Best Practices in Moving to Event-Driven Architectures
How to increase chances of success and avoid common pitfalls
This is the last of three instalments of my series on event-driven architectures and reactive systems. Here are part one and part two.
Event-driven architecture (EDA) is experiencing a resurgence in interest with the rise of microservices. According to Wikipedia,
Event-driven architecture (EDA) is a software architecture paradigm promoting the production, detection, consumption of, and reaction to events.
In this article, I am going to share a set of useful best practices that I have learnt over the years working with enterprise application development and integration. They have already proved, and keep proving their value over and over again.
Here they are in no particular order:
1. Events are immutable
By definition events represent facts that have already happened. That is why they should be named as past simple verbs.
2. Communicate events asynchronously
Use some messaging infrastructure/fabric. A message broker with pub/sub capabilities is required, whether on-prem or managed in the cloud.
3. Producers must guarantee “at least once” delivery
Event producers and message brokers must work together to make sure that no message is accidentally lost.
4. Consumers must guarantee “at most once” delivery
Make sure your message broker will be able to filter out duplicated messages for your particular use case (e.g. a potentially long time window) before blindly counting on it. Otherwise event consumers either must be able to identify and discard retransmitted events (deduplication) or process events in an idempotent fashion.
5. Consumers must be able to handle out-of-order messages
Depending on your use case, ordered message delivery might be required. Message brokers offer the ability to ensure that messages are delivered in the order they are received. However, this can be expensive to support and, in fact, at times gives a false sense of security. In the end non-deterministic inputs will lead to nondeterministic outputs.
Event consumers must be designed so that message ordering can be relaxed and they still can eventually achieve a consistent view of the world. The overhead required to relax the ordering is nominal and in most cases is significantly less than enforcing ordering in the message broker.
6. Commands are different from events
Commands are messages that express intent (usually modelled as verbs). They can be transmitted asynchronously (fire and forget) but also synchronously (request-response). This is particularly important when a response is immediately required, e.g. the command might be rejected.
7. Define schemas for all events
In other words, adopt a contract-first approach. Be mindful when designing your events, they are as important as all other data stored on databases. For example, event granularity might affect the architecture’s overall performance.
8. Define a versioning policy from day 1.
Your business requirements will inevitably change and so the events exchanged across the architecture. Some useful tips are:
- Do not remove fields, deprecate them
- Provide default value when introducing a new field
- Introduce a new event should a breaking change be needed
9. Avoid Upcasting at all costs
Event upcasting means to transform it from its original structure to its new structure.
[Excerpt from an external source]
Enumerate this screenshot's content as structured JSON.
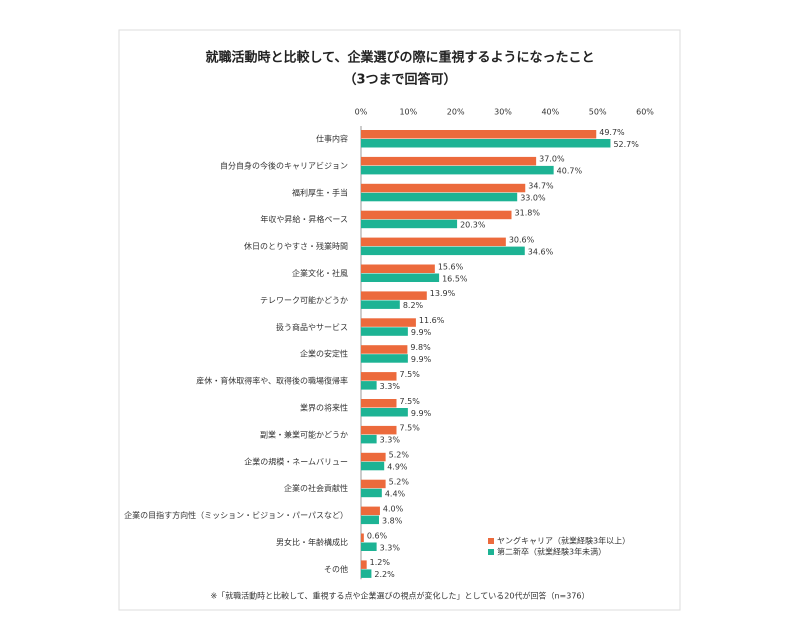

Upcasters add technical debt IMHO. Some cons:
- The in-memory view of the event stream does not match the persisted state
- More moving parts, serialization can be broken
- They need to be maintained indefinitely and the number of upcasters does not decrease in general
- Performance considerations (depending on the complexity of the upcasting)
- Increased testing complexity (there are multiple combinations)
- Increased system complexity (merging or splitting events, augmentation with data from other sources, etc.)
10. Segregate event streams
Each service/aggregate owns its event stream.
11. Event Sourcing is not an architectural pattern, Event-Driven is
Event Sourcing is not even mandatory. If adopted, use it wisely as design pattern where it makes sense rather than everywhere.
12. Event Sourcing does not replace auditing, if it is required
Audit trails should include activities generated by users, by applications, and by the runtime environment itself. Auditing is supposed to allow administrators to answer the following questions:
- what happened?
- when did it happen?
- who initiated it?
- on what did it happen?
- where was it observed?
- from where was it initiated?
- to where was it going?
13. Use a proper event store if implementing Event Sourcing
Event stores are not just message brokers. In particular Kafka is not an event store as it does not support:
- loading events for a specific entity
- optimistic concurrency control which avoids data races due to concurrent requests against the same entity
14. Use DDD Aggregates
Consider your domain aggregates when modelling your architectural components/services. They cluster entities and value objects and define boundaries that govern transactions and distribution. An aggregate must not outgrow its service.
15. There must not be transactions that span events.
Events signal state transitions in a distributed system. That means events must leave a service/aggregate in a consistent state after being applied.
16. Embrace eventual consistency
Data integrity and consistency exist only within aggregates. Across boundaries, handle updates asynchronously.